Farrell est un produit de la boutique, de l'association des employés distributifs et alliés, également connue sous le nom de Shoppies, qui est le groupe Union-Labor le plus conservateur et a des députés dans presque tous les États et territoires.

Le regroupement «à petit État» a contribué à fournir un pouvoir démesuré aux petits États, en particulier en Australie du Sud. Bien qu'il n'ait que 12 députés au Parlement à gauche et à droite, SA a quatre ministres du Cabinet (Penny Wong, Farrell, Mark Butler et Amanda Rishworth) qui est plus que le Queensland, Victoria ou WA et bien plus que la Tasmanie, qui a également 12 députés travaillistes et sénateurs, mais n'a qu'un seul Cabinet Post, l'agriculture Julie Collins.

Le groupe de Farrell (et le fait que le Wong de la gauche est également d'Australie du Sud) garantit que les petits États australiens ont une voix qui est entendue autour de la table du cabinet et du caucus.

La garde praétorienne

Aucune analyse du gouvernement albanais ne serait complète sans un aperçu des cercles concentriques de la confiance qu'Albanese a créé au fil des ans dans le leadership et les décennies au Parlement.

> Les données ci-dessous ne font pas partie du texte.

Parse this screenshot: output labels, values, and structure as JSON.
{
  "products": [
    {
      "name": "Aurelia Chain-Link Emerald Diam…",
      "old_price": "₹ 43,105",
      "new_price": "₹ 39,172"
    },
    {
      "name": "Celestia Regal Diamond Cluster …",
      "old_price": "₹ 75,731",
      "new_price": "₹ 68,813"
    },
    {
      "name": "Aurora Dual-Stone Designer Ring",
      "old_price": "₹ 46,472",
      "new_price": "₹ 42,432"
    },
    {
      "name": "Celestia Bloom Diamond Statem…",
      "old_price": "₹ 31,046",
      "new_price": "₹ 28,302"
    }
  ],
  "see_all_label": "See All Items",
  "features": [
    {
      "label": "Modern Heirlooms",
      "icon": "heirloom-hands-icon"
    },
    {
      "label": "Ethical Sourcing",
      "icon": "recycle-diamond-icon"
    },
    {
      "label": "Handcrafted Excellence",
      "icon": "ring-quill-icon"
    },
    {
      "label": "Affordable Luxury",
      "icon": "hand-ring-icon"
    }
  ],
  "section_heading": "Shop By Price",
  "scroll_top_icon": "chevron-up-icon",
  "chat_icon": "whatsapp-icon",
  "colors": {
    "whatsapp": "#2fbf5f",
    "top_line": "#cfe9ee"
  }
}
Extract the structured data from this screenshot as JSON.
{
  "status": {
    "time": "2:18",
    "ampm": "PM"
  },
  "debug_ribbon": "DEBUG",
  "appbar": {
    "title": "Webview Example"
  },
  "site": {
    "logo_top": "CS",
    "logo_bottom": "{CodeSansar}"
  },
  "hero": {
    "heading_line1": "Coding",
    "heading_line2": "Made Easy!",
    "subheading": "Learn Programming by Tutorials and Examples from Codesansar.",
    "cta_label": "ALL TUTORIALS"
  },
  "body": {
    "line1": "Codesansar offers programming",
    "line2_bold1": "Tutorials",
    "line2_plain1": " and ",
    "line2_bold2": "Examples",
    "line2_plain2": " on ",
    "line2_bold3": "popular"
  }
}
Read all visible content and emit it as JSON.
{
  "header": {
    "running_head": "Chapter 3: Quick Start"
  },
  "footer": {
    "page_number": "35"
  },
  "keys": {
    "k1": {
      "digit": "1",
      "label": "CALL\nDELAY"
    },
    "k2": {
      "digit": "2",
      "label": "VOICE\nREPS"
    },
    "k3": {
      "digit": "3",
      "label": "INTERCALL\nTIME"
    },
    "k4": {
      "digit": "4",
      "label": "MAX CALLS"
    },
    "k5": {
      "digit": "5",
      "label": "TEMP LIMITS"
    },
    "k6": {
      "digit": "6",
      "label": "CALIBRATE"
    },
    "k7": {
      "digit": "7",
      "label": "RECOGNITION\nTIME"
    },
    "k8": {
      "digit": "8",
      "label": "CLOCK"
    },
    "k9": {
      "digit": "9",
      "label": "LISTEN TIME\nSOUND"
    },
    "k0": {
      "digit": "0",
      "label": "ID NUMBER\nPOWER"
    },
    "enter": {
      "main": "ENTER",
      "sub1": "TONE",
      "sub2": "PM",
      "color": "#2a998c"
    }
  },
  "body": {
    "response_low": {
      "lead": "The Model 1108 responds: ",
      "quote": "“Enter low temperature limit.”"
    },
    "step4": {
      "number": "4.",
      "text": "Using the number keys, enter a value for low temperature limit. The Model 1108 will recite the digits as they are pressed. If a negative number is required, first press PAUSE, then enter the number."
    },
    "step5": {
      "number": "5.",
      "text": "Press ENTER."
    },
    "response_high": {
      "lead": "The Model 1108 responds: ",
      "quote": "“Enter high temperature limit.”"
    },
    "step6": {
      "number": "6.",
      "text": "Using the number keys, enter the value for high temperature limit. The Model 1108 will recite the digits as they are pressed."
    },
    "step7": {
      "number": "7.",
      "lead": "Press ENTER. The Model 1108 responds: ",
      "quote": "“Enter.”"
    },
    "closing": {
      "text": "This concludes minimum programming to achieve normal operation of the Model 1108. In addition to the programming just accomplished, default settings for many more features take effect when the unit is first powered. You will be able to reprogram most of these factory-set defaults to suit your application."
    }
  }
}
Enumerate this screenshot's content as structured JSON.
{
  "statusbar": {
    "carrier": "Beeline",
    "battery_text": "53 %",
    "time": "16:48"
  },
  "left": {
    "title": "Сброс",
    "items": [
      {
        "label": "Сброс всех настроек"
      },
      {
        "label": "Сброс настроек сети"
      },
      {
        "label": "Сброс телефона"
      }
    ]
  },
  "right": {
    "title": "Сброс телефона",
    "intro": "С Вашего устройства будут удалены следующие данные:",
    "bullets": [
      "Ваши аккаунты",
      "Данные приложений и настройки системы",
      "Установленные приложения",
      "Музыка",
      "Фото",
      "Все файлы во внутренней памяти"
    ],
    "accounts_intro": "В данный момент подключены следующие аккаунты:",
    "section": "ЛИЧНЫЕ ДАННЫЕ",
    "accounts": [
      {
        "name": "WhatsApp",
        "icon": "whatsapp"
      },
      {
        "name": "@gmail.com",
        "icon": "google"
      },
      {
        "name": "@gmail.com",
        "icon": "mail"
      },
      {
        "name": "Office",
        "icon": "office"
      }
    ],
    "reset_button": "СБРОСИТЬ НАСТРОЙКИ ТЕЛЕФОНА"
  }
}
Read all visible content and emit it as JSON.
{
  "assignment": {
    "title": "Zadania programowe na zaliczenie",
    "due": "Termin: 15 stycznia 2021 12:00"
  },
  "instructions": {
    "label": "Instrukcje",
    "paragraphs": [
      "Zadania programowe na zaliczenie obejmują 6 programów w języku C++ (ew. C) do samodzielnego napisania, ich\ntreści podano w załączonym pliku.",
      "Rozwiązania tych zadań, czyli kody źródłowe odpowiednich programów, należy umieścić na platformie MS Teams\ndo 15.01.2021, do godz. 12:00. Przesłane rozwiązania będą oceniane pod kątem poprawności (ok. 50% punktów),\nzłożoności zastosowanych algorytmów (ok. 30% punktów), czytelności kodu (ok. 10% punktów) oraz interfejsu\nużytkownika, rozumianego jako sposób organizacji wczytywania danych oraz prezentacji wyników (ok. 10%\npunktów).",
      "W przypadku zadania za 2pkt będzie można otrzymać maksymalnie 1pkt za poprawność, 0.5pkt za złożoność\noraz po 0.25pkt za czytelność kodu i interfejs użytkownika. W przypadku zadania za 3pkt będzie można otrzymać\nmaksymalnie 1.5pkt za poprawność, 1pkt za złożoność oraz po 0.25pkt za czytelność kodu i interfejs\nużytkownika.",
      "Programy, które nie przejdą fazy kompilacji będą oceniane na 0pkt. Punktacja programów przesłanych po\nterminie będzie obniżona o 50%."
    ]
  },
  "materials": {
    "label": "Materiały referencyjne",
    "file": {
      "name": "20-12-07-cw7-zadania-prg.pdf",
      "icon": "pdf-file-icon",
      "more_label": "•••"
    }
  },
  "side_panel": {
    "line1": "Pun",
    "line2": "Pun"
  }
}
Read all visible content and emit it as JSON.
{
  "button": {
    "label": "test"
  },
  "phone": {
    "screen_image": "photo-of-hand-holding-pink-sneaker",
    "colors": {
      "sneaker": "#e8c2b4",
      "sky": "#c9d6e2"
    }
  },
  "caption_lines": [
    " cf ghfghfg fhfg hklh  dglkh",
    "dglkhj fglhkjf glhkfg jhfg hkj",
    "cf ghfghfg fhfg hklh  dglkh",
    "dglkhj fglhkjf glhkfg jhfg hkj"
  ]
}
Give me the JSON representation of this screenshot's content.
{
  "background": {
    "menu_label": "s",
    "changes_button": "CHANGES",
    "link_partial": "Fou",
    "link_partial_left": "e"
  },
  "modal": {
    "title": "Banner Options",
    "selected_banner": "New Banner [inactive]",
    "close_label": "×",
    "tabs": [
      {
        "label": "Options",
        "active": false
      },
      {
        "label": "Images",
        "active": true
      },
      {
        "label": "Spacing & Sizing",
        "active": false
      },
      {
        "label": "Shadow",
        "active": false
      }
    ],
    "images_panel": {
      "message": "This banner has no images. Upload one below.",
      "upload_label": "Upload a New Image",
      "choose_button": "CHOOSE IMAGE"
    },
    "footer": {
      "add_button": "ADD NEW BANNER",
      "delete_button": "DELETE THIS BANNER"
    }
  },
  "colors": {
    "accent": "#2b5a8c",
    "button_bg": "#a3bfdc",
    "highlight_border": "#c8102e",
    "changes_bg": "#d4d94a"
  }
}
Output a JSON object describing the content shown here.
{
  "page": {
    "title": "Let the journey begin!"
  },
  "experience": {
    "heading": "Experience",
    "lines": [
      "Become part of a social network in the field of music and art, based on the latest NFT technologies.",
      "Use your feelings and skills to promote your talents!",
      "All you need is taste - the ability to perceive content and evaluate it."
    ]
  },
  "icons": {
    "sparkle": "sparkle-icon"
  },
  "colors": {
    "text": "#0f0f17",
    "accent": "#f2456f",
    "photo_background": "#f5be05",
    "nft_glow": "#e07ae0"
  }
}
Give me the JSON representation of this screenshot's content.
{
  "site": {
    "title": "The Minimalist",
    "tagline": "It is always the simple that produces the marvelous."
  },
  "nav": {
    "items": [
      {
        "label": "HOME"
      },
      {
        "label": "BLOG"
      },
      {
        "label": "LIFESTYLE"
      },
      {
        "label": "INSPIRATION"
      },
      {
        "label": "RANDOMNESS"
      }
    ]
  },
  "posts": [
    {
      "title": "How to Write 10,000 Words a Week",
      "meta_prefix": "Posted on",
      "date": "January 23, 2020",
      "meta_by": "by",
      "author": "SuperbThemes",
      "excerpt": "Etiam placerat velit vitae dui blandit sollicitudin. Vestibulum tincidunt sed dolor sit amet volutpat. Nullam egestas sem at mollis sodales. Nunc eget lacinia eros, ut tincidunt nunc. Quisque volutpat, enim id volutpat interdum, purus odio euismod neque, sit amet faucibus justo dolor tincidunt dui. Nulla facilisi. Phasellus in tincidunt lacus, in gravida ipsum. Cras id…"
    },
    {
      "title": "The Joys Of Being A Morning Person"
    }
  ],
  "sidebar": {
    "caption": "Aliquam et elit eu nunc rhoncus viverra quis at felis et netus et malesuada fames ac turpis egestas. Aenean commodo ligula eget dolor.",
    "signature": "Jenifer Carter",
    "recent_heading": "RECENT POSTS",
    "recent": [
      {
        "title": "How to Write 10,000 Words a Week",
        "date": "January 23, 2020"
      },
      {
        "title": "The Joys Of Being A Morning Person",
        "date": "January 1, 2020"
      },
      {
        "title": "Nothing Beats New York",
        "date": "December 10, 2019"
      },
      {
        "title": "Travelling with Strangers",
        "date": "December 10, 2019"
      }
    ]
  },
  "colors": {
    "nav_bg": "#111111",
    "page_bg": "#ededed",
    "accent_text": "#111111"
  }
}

Le groupe central de députés qui sont les yeux et les oreilles d'Albanais en caucus, connu sous le nom de garde prétorienne, n'ont pas beaucoup changé depuis qu'il est devenu leader en 2019.

Ils comprennent les ministres du Cabinet Tim Ayres et Pat Conroy de NSW, le ministre Andrew Giles de Victoria et Murray «M. Fixit» Watt du Queensland. Il y a un deuxième niveau de plus de députés juniors, dont Patrick Gorman, Karen Grogan et Julian Hill qui jouent un rôle similaire.

Et puis il y a les plus proches confidents politiques d'Albanais, qui comprennent les ministres principaux Wong, Katy Gallagher et Butler, qui sont tous dans le cabinet et la gauche, ainsi que Burke, Farrell, Marles et Chalmers.

En tant que Premier ministre, Albanais n'assiste plus aux réunions de faction. Mais il y a peu de choses qui se produisent dans le caucus sans qu'il le sache et, comme le montre la carte de facture du Caucus 2025, sa puissance a atteint un nouveau pic. Combien de temps il maintient cette prise reste à voir.